Is canonical basis matrix A for $T(x,y)=(2ix+y,x)$ diagonalisable?

Question

I'm working from Kaye and Wilson's Linear Algebra textbook. Exercise 13.2 asks if the matrix $A$ with respect to the usual basis of $\mathbb{C}^2$ for the linear map $T:\mathbb{C}^2\to \mathbb{C}^2$ given by $T(x,y)=(2ix+y,x)$ is diagonalisable.

My attempt:

The usual basis for $\mathbb{C}^2$ is $\{(1,0), (0,1)\}$. So I got $A=\big(\begin{smallmatrix} 2i & 1\\ 1 & 0 \end{smallmatrix}\big)$. Now $\chi_A(x)=(x-i)^2$ so $A$ has only 1 eigenvalue, namely $\lambda =i$ and I found that $Av=\lambda v$ implies $v=t(1,-i), t\in\mathbb{R}$.

I'm not sure how to progress. I know that $A$ being diagonalisable means there is some invertible $P$ such that $P^{-1}AP$ is diagonal, right?

Answer 1

$$ \left( \begin{array}{rr} 0 & 1 \\ 1 & -i \end{array} \right) \left( \begin{array}{rr} 2i & 1 \\ 1 & 0 \end{array} \right) \left( \begin{array}{rr} i & 1 \\ 1 & 0 \end{array} \right)= \left( \begin{array}{rr} i & 1 \\ 0 & i \end{array} \right) $$ which is, well, partway to diagonal. Call it $J = \left( \begin{array}{rr} i & 1 \\ 0 & i \end{array} \right) $

The specific diagonal element does not much matter. Can we find another matrix $P$ so that $P^{-1} J P = D$ is diagonal? If so, the diagonal entry would remain $i.$ Also, we can multiply $P$ by a constant, possibly complex, so that $\det P = 1.$ Thus if $P = \left( \begin{array}{rr} a & b \\ c & d \end{array} \right) $ with $ad-bc = 1,$ we get $P^{-1}= \left( \begin{array}{rr} d & -b \\ -c & a \end{array} \right)$ and we are trying to solve $$ ??? \; \; \left( \begin{array}{rr} d & -b \\ -c & a \end{array} \right) \left( \begin{array}{rr} i & 1 \\ 0 & i \end{array} \right) \left( \begin{array}{rr} a & b \\ c & d \end{array} \right) = \left( \begin{array}{rr} i & 0 \\ 0 & i \end{array} \right) \; \; ??? $$ Assume there is such a matrix $P.$ Multiplying the left side while using $ad-bc=1$ leads to $$ ??? \; \; \left( \begin{array}{rr} i +cd & d^2 \\ -c^2 & i-cd \end{array} \right)= \left( \begin{array}{rr} i & 0 \\ 0 & i \end{array} \right) \; \; ??? $$ Clearly $d=c=0.$ However, this contradicts $ad-bc = 1 $

Answer 2

Notice that $A$ is diagonalisable iff $a(\lambda_k)=g(\lambda_k)$, where $a(\lambda_k)$ denote the algebraic multiplicity of $\lambda_k$, in this case $a(i)=\color{blue}{2}$ because $\chi_{A}(x)=(x-i)^{\color{blue}{2}}$ and $g(\lambda_k)$ is the geometric multiplicity of $\lambda_k$, in this case $g(i)=\dim E_i=1$ with $E_i={\rm span}\{(i,1)\}$. Thus, $A$ is not diagonalisable in the usual sense.
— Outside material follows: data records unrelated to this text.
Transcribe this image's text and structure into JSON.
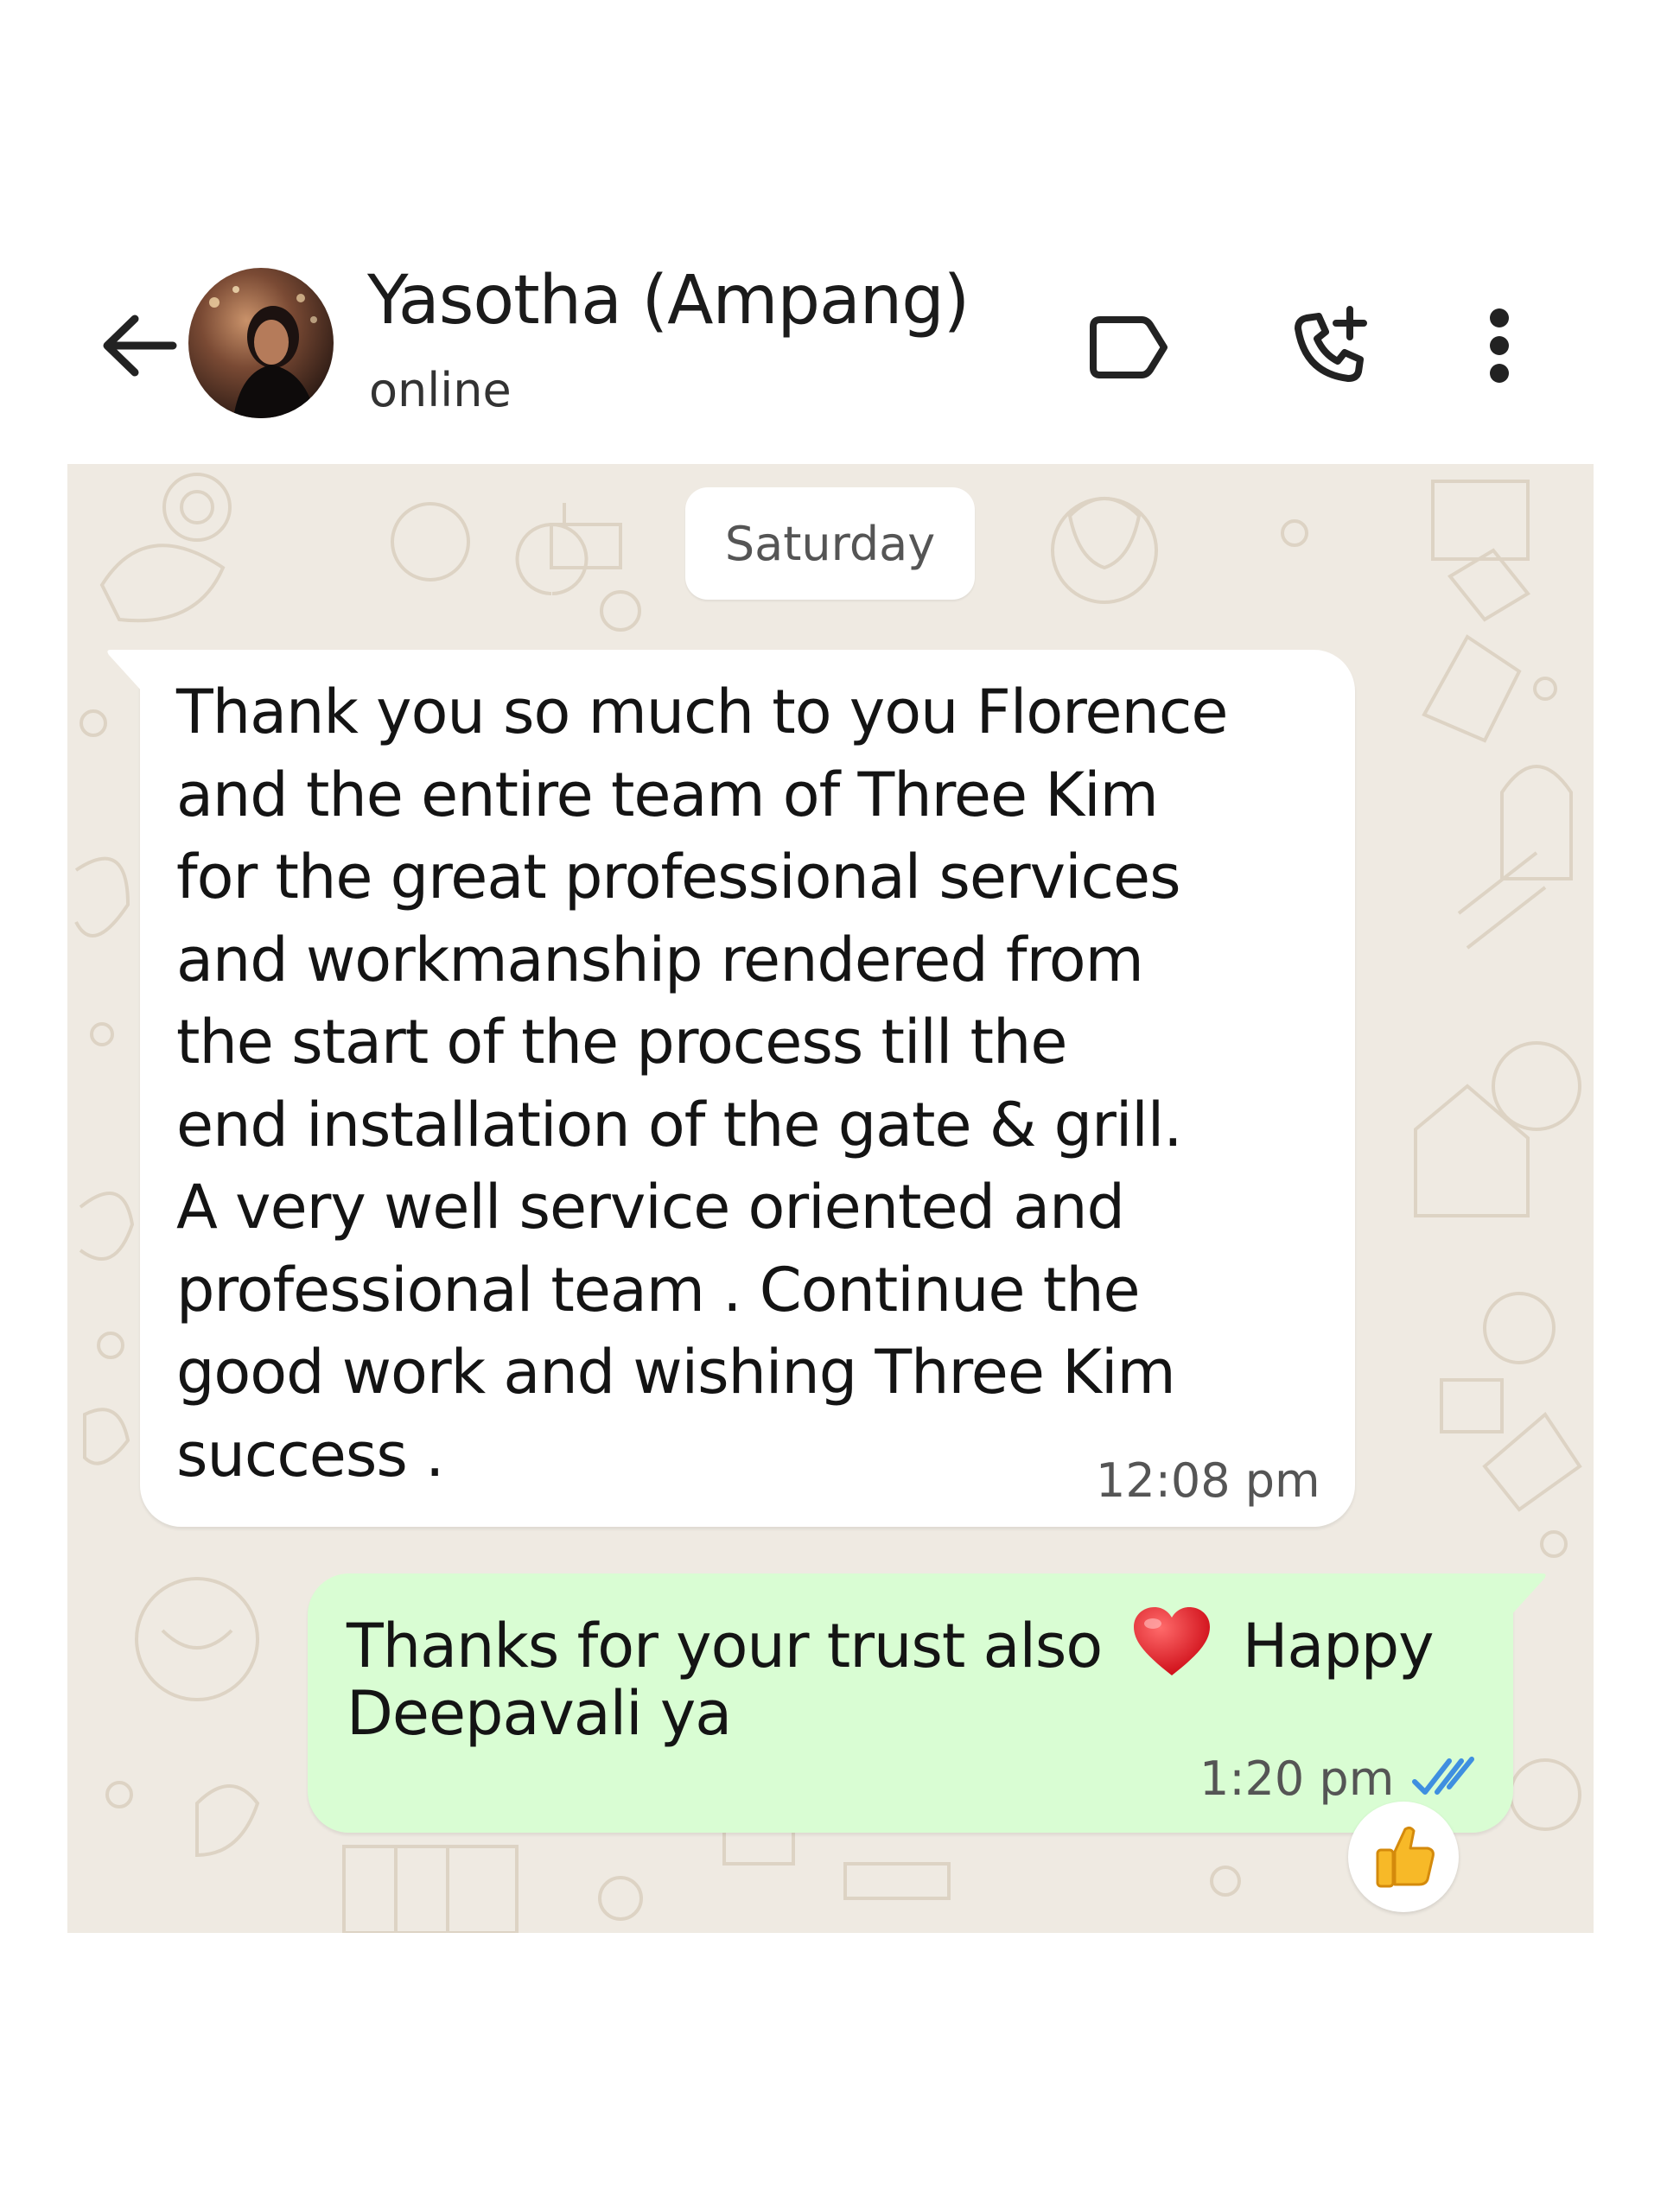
{
  "header": {
    "contact_name": "Yasotha (Ampang)",
    "status": "online",
    "icons": [
      "back-arrow-icon",
      "label-icon",
      "add-call-icon",
      "more-vert-icon"
    ]
  },
  "chat": {
    "date_chip": "Saturday",
    "messages": [
      {
        "direction": "incoming",
        "text": "Thank you so much to you Florence\nand the entire team of Three Kim\nfor the great professional services\nand workmanship rendered from\nthe start of the process till the\nend installation  of the gate & grill.\nA very well service oriented and\nprofessional team . Continue the\ngood work and wishing Three Kim\nsuccess .",
        "time": "12:08 pm"
      },
      {
        "direction": "outgoing",
        "text_line1": "Thanks for your trust also",
        "emoji": "❤️",
        "text_line1_end": "Happy",
        "text_line2": "Deepavali ya",
        "time": "1:20 pm",
        "status": "read",
        "reaction": "👍"
      }
    ]
  },
  "colors": {
    "chat_background": "#efeae2",
    "incoming_bubble": "#ffffff",
    "outgoing_bubble": "#d9fdd3",
    "read_ticks": "#3f8fe0"
  }
}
Very close to the previous argument, notice that since $A\in M_{2}(\bf C)$ then $2$ independent eigenvectors diagonalize $A$, but in this case we have only the eigenvector $(i, 1)$. Therefore, $A$ can not be diagonalisable.

NB: The Jordan decomposition, is of course possible in this case. But I suppose that you're working with the diagonalisation in the usual sense of eigenvectors non generalized.